BRUSSELS—Anne Glover's mandate as chief scientific adviser (CSA) to the president of the European Commission ended last month, when the entire commission left office—and it is still unclear how and where the new administration will get scientific advice.

Glover's post doesn't exist anymore, and her service's website was archived on 1 November. She remains on the commission's payroll until February and assured ScienceInsider she has no intention to stay at the commission after that date. Until then, however, Glover cannot speak publicly as CSA anymore, and she may not be able to attend the second meeting of the European science advisers' forum—an informal group she helped create—at the Royal Netherlands Academy of Arts and Sciences in Amsterdam on 4 December.

The new commission president, Jean-Claude Juncker, who took office on 1 November, has been swift to propose changes to the commission's overall structure, but has dodged specific questions about the adviser's role. "President Juncker believes in independent scientific advice," but has not yet decided how to "institutionalize" that function, says Mina Andreeva, a spokeswoman for the commission. "We simply cannot say what's going to happen," says Jan Marco Müller, Glover's aide. Juncker may keep the role and even strengthen it, or go for a different structure.

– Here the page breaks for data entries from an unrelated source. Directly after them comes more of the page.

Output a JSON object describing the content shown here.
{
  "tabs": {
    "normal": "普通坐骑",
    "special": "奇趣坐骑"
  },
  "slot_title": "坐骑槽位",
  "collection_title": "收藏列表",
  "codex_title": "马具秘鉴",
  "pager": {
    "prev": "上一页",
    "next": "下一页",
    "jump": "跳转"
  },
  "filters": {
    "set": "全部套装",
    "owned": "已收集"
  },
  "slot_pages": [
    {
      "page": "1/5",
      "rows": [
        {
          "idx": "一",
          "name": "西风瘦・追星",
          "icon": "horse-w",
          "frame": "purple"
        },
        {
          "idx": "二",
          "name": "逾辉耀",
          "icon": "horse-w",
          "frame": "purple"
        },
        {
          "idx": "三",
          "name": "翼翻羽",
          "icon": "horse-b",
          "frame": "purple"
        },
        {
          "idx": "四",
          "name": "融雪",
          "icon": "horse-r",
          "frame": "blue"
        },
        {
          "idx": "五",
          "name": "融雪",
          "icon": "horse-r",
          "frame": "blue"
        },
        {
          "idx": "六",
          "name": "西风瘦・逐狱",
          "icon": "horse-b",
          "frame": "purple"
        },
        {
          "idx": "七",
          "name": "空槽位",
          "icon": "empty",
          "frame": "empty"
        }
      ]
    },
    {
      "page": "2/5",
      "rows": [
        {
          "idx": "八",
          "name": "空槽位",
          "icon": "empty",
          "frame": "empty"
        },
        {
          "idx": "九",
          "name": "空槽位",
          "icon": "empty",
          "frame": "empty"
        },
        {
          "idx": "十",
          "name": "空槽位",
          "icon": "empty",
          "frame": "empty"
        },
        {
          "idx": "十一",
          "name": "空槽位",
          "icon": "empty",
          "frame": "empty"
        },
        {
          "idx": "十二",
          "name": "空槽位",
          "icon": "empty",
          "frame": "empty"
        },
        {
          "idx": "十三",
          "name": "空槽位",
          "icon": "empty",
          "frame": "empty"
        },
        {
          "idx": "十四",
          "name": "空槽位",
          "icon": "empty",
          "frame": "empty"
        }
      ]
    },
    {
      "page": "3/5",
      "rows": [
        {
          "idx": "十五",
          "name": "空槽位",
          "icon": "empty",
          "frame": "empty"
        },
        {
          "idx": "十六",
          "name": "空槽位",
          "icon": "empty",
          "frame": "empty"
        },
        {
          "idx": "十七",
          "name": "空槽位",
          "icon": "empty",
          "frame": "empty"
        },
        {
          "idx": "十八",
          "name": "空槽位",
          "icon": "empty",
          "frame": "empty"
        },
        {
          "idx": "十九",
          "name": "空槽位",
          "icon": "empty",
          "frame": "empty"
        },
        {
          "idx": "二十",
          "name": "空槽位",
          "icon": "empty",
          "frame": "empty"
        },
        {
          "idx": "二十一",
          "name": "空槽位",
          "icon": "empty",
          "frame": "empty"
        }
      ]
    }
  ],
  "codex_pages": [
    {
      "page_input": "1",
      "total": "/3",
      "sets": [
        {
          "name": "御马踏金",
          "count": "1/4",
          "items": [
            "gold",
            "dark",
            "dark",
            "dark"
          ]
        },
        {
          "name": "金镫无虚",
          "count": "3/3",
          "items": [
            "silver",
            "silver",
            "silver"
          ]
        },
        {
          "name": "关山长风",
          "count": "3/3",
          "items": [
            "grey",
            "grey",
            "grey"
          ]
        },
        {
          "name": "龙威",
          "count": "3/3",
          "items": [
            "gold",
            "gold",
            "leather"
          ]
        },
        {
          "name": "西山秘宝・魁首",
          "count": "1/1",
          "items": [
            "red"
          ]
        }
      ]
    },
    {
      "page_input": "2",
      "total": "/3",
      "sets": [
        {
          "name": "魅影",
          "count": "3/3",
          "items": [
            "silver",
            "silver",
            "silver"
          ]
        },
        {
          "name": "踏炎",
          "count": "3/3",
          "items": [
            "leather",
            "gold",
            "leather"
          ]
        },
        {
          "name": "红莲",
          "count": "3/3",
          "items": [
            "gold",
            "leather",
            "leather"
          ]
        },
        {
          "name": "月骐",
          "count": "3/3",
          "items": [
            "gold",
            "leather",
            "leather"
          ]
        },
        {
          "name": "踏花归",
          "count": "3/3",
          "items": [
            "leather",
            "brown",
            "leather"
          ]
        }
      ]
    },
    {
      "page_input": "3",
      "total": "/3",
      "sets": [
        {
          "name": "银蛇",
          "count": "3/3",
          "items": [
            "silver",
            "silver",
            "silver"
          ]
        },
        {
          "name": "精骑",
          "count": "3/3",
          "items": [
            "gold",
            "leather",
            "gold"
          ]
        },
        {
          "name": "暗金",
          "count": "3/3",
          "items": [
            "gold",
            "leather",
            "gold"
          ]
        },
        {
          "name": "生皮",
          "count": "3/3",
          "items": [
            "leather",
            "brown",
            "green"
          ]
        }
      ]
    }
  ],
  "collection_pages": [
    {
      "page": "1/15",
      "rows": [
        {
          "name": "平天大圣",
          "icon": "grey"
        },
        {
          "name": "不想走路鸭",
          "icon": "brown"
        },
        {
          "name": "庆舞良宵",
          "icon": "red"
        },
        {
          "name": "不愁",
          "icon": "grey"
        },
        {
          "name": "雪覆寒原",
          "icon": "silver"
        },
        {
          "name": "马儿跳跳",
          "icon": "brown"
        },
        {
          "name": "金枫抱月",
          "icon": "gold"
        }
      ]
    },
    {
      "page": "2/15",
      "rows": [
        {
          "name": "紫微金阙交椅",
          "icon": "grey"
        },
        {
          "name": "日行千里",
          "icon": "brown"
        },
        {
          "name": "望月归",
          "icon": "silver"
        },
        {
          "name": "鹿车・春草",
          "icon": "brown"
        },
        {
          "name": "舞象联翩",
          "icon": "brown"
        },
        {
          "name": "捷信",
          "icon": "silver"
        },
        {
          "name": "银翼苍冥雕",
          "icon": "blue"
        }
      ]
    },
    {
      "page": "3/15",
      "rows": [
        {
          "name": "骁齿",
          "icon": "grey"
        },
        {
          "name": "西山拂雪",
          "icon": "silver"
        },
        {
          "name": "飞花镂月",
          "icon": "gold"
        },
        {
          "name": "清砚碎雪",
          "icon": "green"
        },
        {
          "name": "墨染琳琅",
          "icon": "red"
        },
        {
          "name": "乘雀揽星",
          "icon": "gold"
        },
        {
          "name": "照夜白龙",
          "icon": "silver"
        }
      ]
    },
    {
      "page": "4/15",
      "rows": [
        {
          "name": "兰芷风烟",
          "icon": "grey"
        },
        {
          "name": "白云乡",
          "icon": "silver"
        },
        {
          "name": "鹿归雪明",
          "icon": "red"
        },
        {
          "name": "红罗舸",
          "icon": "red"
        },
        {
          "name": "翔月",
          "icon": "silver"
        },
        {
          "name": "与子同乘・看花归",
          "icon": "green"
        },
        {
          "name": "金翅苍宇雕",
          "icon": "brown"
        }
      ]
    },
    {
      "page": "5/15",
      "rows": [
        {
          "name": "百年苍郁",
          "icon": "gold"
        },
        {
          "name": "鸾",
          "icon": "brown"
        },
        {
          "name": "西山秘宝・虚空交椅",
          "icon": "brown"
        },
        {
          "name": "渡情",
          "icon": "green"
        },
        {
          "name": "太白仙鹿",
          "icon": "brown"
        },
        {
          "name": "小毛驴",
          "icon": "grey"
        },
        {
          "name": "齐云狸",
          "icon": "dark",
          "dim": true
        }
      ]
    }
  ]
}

While governments in the United States and the United Kingdom have had science advisers for decades, most European countries don't have similar roles and rely instead on advisory committees or learned societies. Many scientists say the position should return in the new commission, however—including Glover herself. "I hope the role of CSA will be continued as we have made so much progress in just less than 3 years, and there is overwhelming support for the role," she says, adding that she's briefed Juncker about possible options for the future.

Some observers say the delays don't necessarily bode ill for the status of scientific advice. "I'm not surprised this [transition] is taking a bit of time," given the long list of appointments and issues that Juncker's dealt with in the past months, says James Wilsdon, a professor at the Science Policy Research Unit of the University of Sussex in the United Kingdom.

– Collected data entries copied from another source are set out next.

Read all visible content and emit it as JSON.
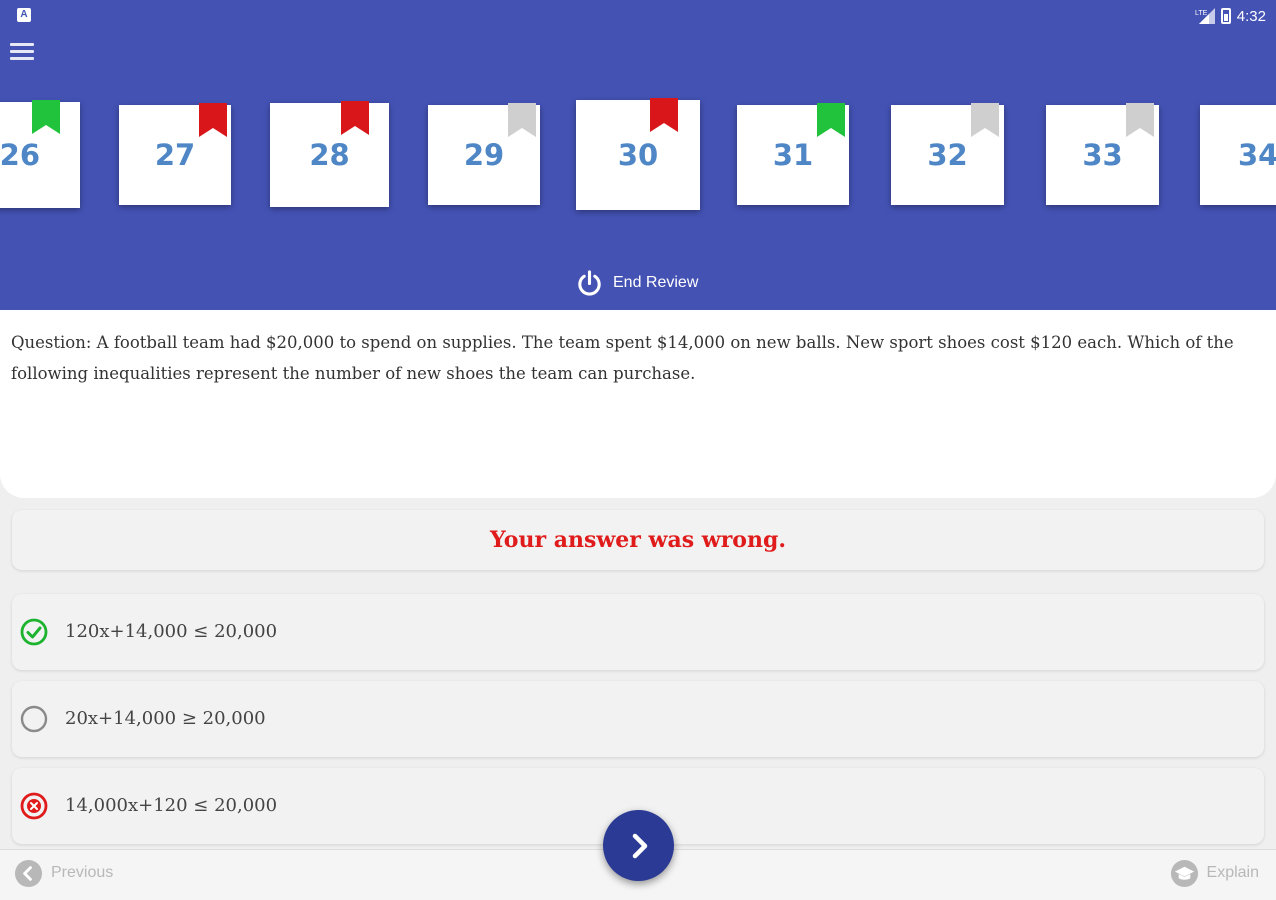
{
  "status_bar": {
    "time": "4:32"
  },
  "colors": {
    "header": "#4452b4",
    "card_number": "#4e86c6",
    "ribbon_green": "#22c33c",
    "ribbon_red": "#d9161a",
    "ribbon_gray": "#cfcfcf",
    "wrong_text": "#e01b1b",
    "correct_icon": "#1db32f",
    "fab": "#2b3a94"
  },
  "question_nav": {
    "cards": [
      {
        "number": "26",
        "ribbon": "green"
      },
      {
        "number": "27",
        "ribbon": "red"
      },
      {
        "number": "28",
        "ribbon": "red"
      },
      {
        "number": "29",
        "ribbon": "gray"
      },
      {
        "number": "30",
        "ribbon": "red",
        "current": true
      },
      {
        "number": "31",
        "ribbon": "green"
      },
      {
        "number": "32",
        "ribbon": "gray"
      },
      {
        "number": "33",
        "ribbon": "gray"
      },
      {
        "number": "34",
        "ribbon": "gray"
      }
    ],
    "end_review_label": "End Review"
  },
  "question": {
    "text": "Question: A football team had $20,000 to spend on supplies. The team spent $14,000 on new balls. New sport shoes cost $120 each. Which of the following inequalities represent the number of new shoes the team can purchase."
  },
  "result": {
    "message": "Your answer was wrong."
  },
  "options": [
    {
      "text": "120x+14,000 ≤ 20,000",
      "state": "correct",
      "icon": "check-circle-icon"
    },
    {
      "text": "20x+14,000 ≥ 20,000",
      "state": "none",
      "icon": "empty-circle-icon"
    },
    {
      "text": "14,000x+120 ≤ 20,000",
      "state": "wrong",
      "icon": "x-circle-icon"
    }
  ],
  "bottom_bar": {
    "previous_label": "Previous",
    "explain_label": "Explain"
  }
}
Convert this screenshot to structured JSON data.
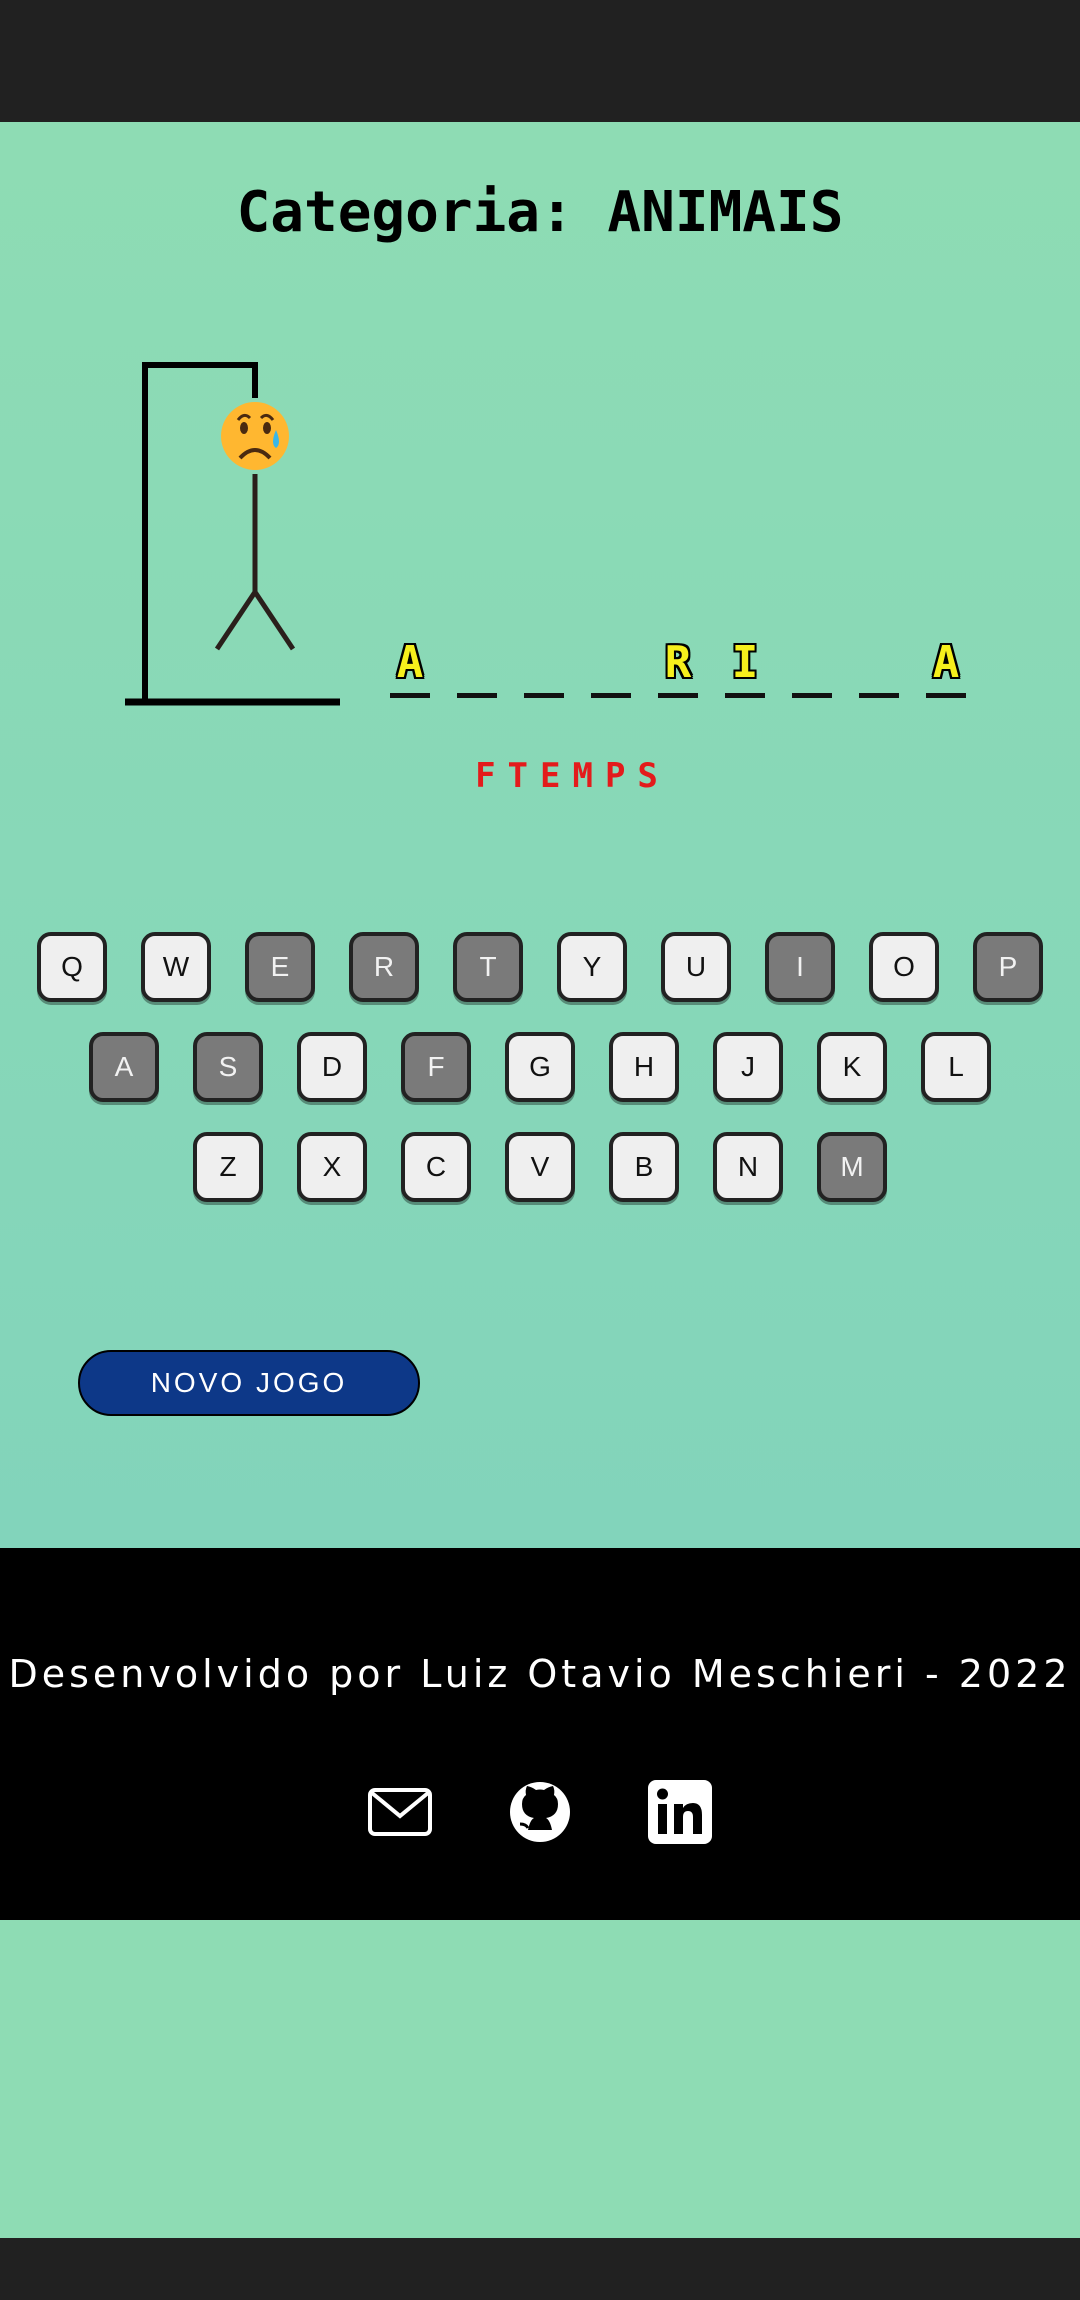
{
  "game": {
    "category_label": "Categoria: ANIMAIS",
    "word_letters": [
      "A",
      "",
      "",
      "",
      "R",
      "I",
      "",
      "",
      "A"
    ],
    "wrong_letters": "FTEMPS",
    "new_game_label": "NOVO JOGO",
    "lives_face_icon": "crying-face-icon"
  },
  "keyboard": {
    "rows": [
      [
        {
          "label": "Q",
          "used": false
        },
        {
          "label": "W",
          "used": false
        },
        {
          "label": "E",
          "used": true
        },
        {
          "label": "R",
          "used": true
        },
        {
          "label": "T",
          "used": true
        },
        {
          "label": "Y",
          "used": false
        },
        {
          "label": "U",
          "used": false
        },
        {
          "label": "I",
          "used": true
        },
        {
          "label": "O",
          "used": false
        },
        {
          "label": "P",
          "used": true
        }
      ],
      [
        {
          "label": "A",
          "used": true
        },
        {
          "label": "S",
          "used": true
        },
        {
          "label": "D",
          "used": false
        },
        {
          "label": "F",
          "used": true
        },
        {
          "label": "G",
          "used": false
        },
        {
          "label": "H",
          "used": false
        },
        {
          "label": "J",
          "used": false
        },
        {
          "label": "K",
          "used": false
        },
        {
          "label": "L",
          "used": false
        }
      ],
      [
        {
          "label": "Z",
          "used": false
        },
        {
          "label": "X",
          "used": false
        },
        {
          "label": "C",
          "used": false
        },
        {
          "label": "V",
          "used": false
        },
        {
          "label": "B",
          "used": false
        },
        {
          "label": "N",
          "used": false
        },
        {
          "label": "M",
          "used": true
        }
      ]
    ]
  },
  "footer": {
    "credit": "Desenvolvido por Luiz Otavio Meschieri - 2022",
    "links": [
      {
        "name": "email-icon"
      },
      {
        "name": "github-icon"
      },
      {
        "name": "linkedin-icon"
      }
    ]
  },
  "colors": {
    "background": "#8edcb4",
    "key_used": "#7a7a7a",
    "key_unused": "#efefef",
    "new_game_button": "#0d3888",
    "revealed_letter": "#f6ef1c",
    "wrong_letters": "#e31b1b"
  }
}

Alberto Alemanno, a professor of E.U. law at HEC Paris in France, adds that Juncker needs time to come up with a solid plan, after two recent controversies turned scientific advice into a "sensitive issue."

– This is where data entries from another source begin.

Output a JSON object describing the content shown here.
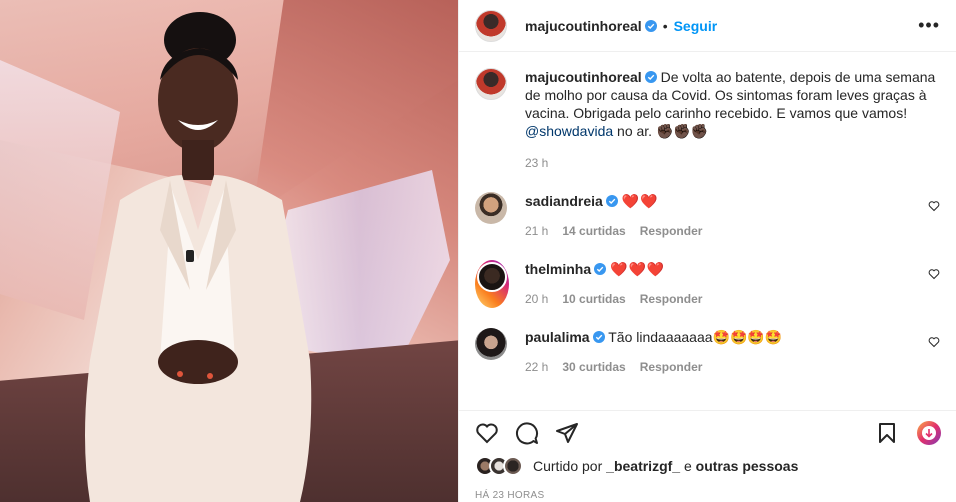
{
  "header": {
    "username": "majucoutinhoreal",
    "dot": "•",
    "follow_label": "Seguir",
    "more_label": "•••"
  },
  "caption": {
    "username": "majucoutinhoreal",
    "text": "De volta ao batente, depois de uma semana de molho por causa da Covid. Os sintomas foram leves graças à vacina. Obrigada pelo carinho recebido. E vamos que vamos!",
    "mention": "@showdavida",
    "suffix": " no ar. ✊🏿✊🏿✊🏿",
    "time": "23 h"
  },
  "comments": [
    {
      "username": "sadiandreia",
      "text": "❤️❤️",
      "time": "21 h",
      "likes": "14 curtidas",
      "reply": "Responder"
    },
    {
      "username": "thelminha",
      "text": "❤️❤️❤️",
      "time": "20 h",
      "likes": "10 curtidas",
      "reply": "Responder"
    },
    {
      "username": "paulalima",
      "text": "Tão lindaaaaaaa🤩🤩🤩🤩",
      "time": "22 h",
      "likes": "30 curtidas",
      "reply": "Responder"
    }
  ],
  "likes": {
    "prefix": "Curtido por",
    "user": "_beatrizgf_",
    "and": "e",
    "others": "outras pessoas"
  },
  "date": "HÁ 23 HORAS",
  "colors": {
    "accent": "#0095f6",
    "text": "#262626",
    "muted": "#8e8e8e",
    "heart": "#ed4956"
  }
}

During the summer, Glover's job prompted a heated debate, when several nongovernmental organizations urged Juncker to scrap the single-headed role, which they deem opaque and vulnerable to industry lobbying; in response, many scientists told him to save Glover's post. Later, Juncker sparked outrage when he proposed shifting the oversight of drugs and medical devices from the health commissioner's portfolio to the industry commissioner's helm. Many scientists, consumer organizations, and members of the European Parliament opposed the plan, arguing that public health should take precedence over business concerns—and Juncker relented.

Juncker did announce changes in the policy advice area: He abolished the Bureau of European Policy Advisers, the commission division that housed Glover's office. Instead, he wants to set up a European Political Strategy Centre, starting 1 January 2015, that will focus on economic and social issues, sustainable development, foreign policy, institutional policy, and communications, with a particular emphasis on foresight studies, the president told reporters here on 5 November.

The change of administration and the controversies provide an overdue opportunity to reflect about the design of the commission's science advice system, Alemanno says. In a paper published last month in the European Journal of Risk Regulation, Alemanno writes that there was no public debate when Glover's post was created in 2011 after an industry push. "We never really asked what it would bring, but the added value was very limited and the costs were very high in terms of reputational damage" to the commission, Alemanno tells ScienceInsider, adding that Glover's job description was both vague and narrow, leaving her "in an institutional black hole."

Alemanno says the role could be filled by a committee instead of a single person. But Wilsdon, for one, says scrapping the CSA "would be a retrograde step," because the role gives science a privileged, high-level voice.